AD affects over 50 million people around the globe and it is presently incurable. A viable treatment strategy involves reducing abnormal protein accumulation in the brain with gamma waves. However, studies validating its therapeutic effects using non-focused ultrasound with gamma entrainment are lacking. Now, scientists from the Gwangju Institute of Science and Technology demonstrate reduced protein accumulation in the brain by synchronizing brain waves to external ultrasound pulses at gamma frequency, opening doors to a non-invasive therapy. 

With the increase in average life expectancy in many parts of the world, certain age-related diseases have become more common. Alzheimer's disease (AD), unfortunately, is one of them, being extremely prevalent within aging societies in Japan, Korea, and various European countries. Currently, there is no cure or an effective strategy to slow down the progression of AD. As a result, it causes much suffering to patients, families, and caregivers as well as a massive economic burden.

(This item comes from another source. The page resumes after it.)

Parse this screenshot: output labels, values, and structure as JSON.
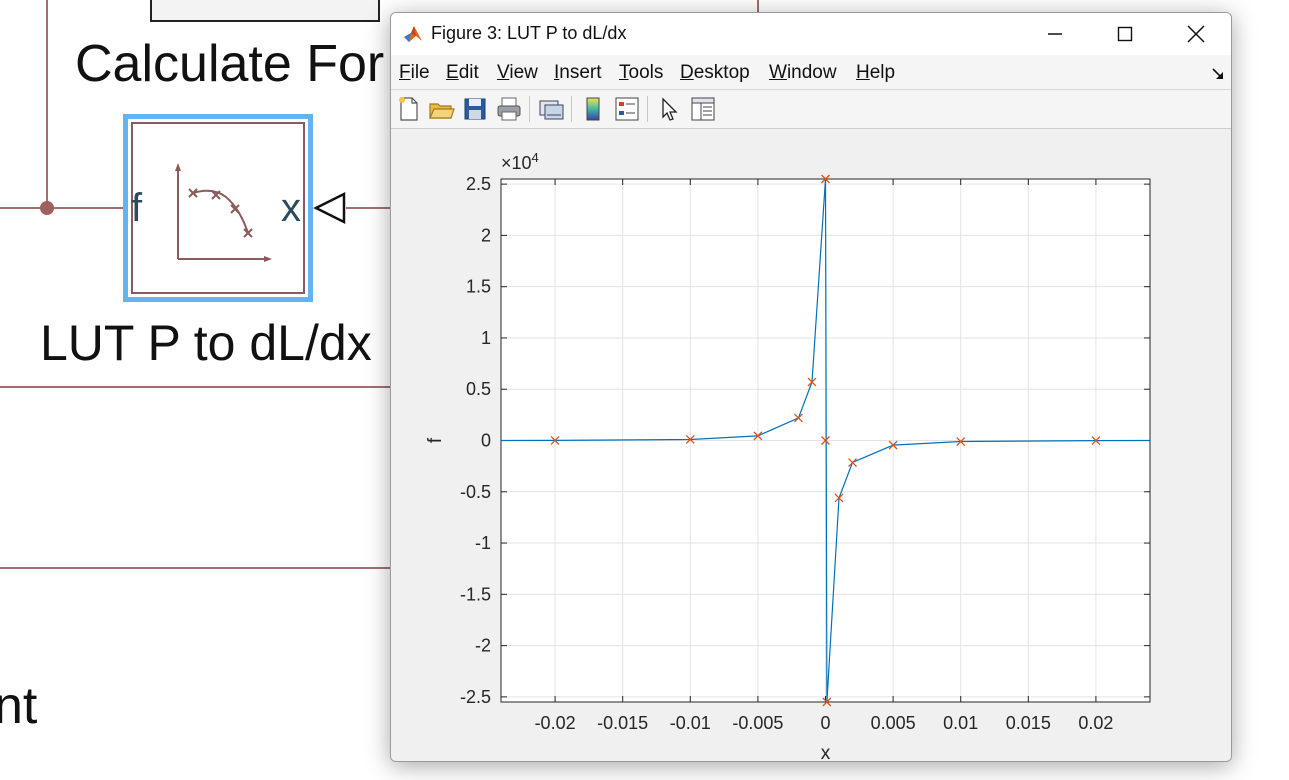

Fortunately, a recent study by a team of scientists at the Gwangju Institute of Science and Technology (GIST) in Korea has just demonstrated that there might be a way to combat AD by using "ultrasound-based gamma entrainment," a technique that involves syncing up a person's (or an animal's) brain waves above 30 Hz (called "gamma waves") with an external oscillation of a given frequency. The process happens naturally by exposing a subject to a repetitive stimulus, such as sound, light, or mechanical vibrations.

Previous studies on mice have shown that gamma entrainment could fight off the formation of β-amyloid plaques and tau protein accumulations -- a standard hallmark of the onset of AD. In this recent paper, which was published in Translational Neurodegeneration, the GIST team demonstrated that it is possible to realize gamma entrainment by applying ultrasound pulses at 40 Hz, i.e., in the gamma frequency band, into the brain of an AD-model mice.

One of the main benefits of this approach lies in the way it is administered. Associate Professor Jae Gwan Kim, who led the study alongside Assistant Professor Tae Kim, explains: "Compared with other gamma entrainment methods that rely on sounds or flickering lights, ultrasound can reach the brain non-invasively without disturbing our sensory system. This makes ultrasound-based approaches more comfortable for the patients."

As their experiments showed, mice exposed to ultrasound pulses for two hours daily for two weeks had reduced β-amyloid plaque concentration and tau protein levels in their brain. Furthermore, electroencephalographic analyses of these mice also revealed functional improvements, suggesting that brain connectivity also benefits from this treatment. Moreover, the procedure did not cause any type of microbleeding (brain hemorrhages), indicating that it was not mechanically harmful to brain tissue.

Overall, the promising results of this study could pave the way to innovative, non-invasive therapeutic strategies for AD without side effects, as well as help treat other conditions besides AD. Dr. Tae Kim remarked: "While our approach can significantly improve the quality of life of patients by slowing the progression of AD, it could also offer a new solution to other neurodegenerative diseases, such as Parkinson's disease."

Let us hope future studies will cement ultrasound-based gamma entrainment as an effective treatment option, and provide a much-needed relief to AD patients and their families.